Black or White review by Mark McPherson - Cinema Paradiso
In an attempt to stage a family drama of loss and custody with a racial coating, Black or White ends up becoming overblown in nearly every aspect of its sentimentality. Every sad moment is a cue for a montage with a soft soundtrack and every bitter confrontation breeds a brutal lashing of words. At the same time, the movie merely skirts the real provocative issues for a rather timid drama. It’s almost as if director Mike Binder could see the story going downhill into racial stereotypes and made a last-minute attempt to pull up. While the movie doesn’t exactly crash and burn, it still takes a lot of damage from a rather bloated story.
The story centers around the case for custody of Eloise (Jillian Estell), a plucky and smart little girl born from parents both black and white. Her mother died and her father Reggie (Andre Holland) is trying fruitlessly to clean up his crack addiction. She currently stays with her grandfather Elliot (Kevin Costner), a wealthy lawyer with a big house. But after Elliot’s wife passes, custody of Eloise comes back into question with Reggie’s sister Rowena (Octavia Spencer). Rowena doesn’t trust Elliot because he has a drinking problem. Elliot doesn’t trust Reggie because he has a crack problem. Thus the courtroom battle begins and eventually leads down the road of the white guy versus the black family.
There are some decent angles approached for this scenario, but never are any truly capitalized upon. When Elliot and Rowena form their courtroom strategies, the subject of race inevitably comes up. Rowena’s council of her hard-nosed lawyer brother Jeremiah (Anthony Mackie) strongly suggests that this is the card they play. He calls out Reggie’s faults during a meeting in that he embodies the living stereotype of what black people strive to distance themselves from. It’s an engaging setup, but never fully developed off its base examination. There are several of these moments throughout the picture - playing up the racial distancing of fighting for a little girl - but only when it’s convenient for a scene and only to be swept under the rug for a rushed ending.
Busying up the rest of the picture are the dramatic stings of Elliot’s drinking and the comedic insertion of him trying to work with a tutor for Eloise. Elliot’s mourning of his wife leads to plenty of booze-fueled hallucinations where he cries towards her ghost for guidance. He continues to be an awkward mess throughout and yet he still has an intact moral compass for his granddaughter. This is due to Eloise being almost too understanding of his drinking problem. She’s smart enough to know when he is drunk, but not emotional enough to react towards his faults. She’s smart enough to do a lot of things on her own, but is kept too precious in the way she demands her grandfather discipline her.

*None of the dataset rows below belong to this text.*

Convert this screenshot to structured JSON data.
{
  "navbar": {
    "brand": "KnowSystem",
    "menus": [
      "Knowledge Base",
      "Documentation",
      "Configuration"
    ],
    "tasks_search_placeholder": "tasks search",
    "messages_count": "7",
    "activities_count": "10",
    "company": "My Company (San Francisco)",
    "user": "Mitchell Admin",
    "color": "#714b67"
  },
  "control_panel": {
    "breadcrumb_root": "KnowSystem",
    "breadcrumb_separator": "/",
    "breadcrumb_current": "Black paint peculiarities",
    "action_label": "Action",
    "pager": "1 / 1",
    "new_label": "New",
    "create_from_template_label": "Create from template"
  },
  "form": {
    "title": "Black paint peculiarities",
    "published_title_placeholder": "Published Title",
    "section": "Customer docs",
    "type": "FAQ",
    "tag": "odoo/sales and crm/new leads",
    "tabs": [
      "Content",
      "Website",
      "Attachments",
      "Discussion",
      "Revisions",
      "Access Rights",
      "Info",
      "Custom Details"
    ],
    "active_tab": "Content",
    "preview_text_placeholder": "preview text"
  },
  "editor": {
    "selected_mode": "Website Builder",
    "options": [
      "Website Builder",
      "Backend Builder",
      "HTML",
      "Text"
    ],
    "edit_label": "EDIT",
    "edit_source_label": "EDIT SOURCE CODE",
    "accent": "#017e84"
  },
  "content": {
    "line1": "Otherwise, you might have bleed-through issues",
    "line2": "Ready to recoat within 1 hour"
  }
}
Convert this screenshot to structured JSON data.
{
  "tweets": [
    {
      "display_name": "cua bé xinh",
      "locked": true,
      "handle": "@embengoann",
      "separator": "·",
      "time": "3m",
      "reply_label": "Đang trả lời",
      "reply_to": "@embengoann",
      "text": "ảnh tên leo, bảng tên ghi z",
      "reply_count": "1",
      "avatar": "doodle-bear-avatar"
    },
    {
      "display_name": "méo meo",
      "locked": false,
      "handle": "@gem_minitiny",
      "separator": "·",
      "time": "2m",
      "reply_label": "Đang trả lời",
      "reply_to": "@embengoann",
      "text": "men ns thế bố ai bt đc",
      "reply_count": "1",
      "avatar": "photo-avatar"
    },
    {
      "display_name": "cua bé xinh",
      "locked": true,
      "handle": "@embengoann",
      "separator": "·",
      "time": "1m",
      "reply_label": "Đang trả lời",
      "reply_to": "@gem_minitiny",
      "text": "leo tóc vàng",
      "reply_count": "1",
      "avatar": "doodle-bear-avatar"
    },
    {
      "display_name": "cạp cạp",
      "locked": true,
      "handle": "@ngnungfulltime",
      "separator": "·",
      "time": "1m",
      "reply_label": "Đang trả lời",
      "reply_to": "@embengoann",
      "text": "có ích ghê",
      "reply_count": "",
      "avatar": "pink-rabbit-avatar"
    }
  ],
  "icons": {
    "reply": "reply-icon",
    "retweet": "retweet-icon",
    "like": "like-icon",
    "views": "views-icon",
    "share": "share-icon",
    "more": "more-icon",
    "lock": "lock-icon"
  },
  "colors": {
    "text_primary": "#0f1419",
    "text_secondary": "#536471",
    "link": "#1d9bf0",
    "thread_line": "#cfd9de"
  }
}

The only character more overly sweet than Eloise is her kindly math tutor - an African immigrant named Duvan. He is played up way too heavily for laughs as the obsessed scholar in that he has a term paper for everything and relies on learning languages as a pastime. All of this would be mildly amusing if it weren’t treated as sprinkles to a story that splits in several different directions.
What saves this sinking ship from exploding is an admirable cast doing their best with what little they’re given. Kevin Costner always tries so hard and this may be his finest role in at least a few years. Anthony Mackie perfectly embodies the race-focused lawyer and Octavia Spencer does her usual sass with more emotion than you’d expect. Bill Burr provides his usual dash of controversial comedy as Elliot’s brother/lawyer. Even little Jillian Estell does a fine job as the cute girl with a good heart and a greater mind. It’s just a shame they’re given such an amateur script to work with. It would be interesting to see how Eloise responds to her bi-racial roots in this whole battle, but she’s merely shoved to the side as a cute distraction from most of the drama.
While Black or White touches on some thought-provoking issues, it fumbles with trying to juggle them in a very unfocused plot. Areas which could be very telling of today’s current presentations of race and custody are either poorly presented or hardly presented at all. It’s a movie that should be more important than just another drama high on emotion and light on intelligence. Instead it chickens out with a mess of script that’s entirely reliant on the actors to hoist this picture out of the Lifetime movie doldrums.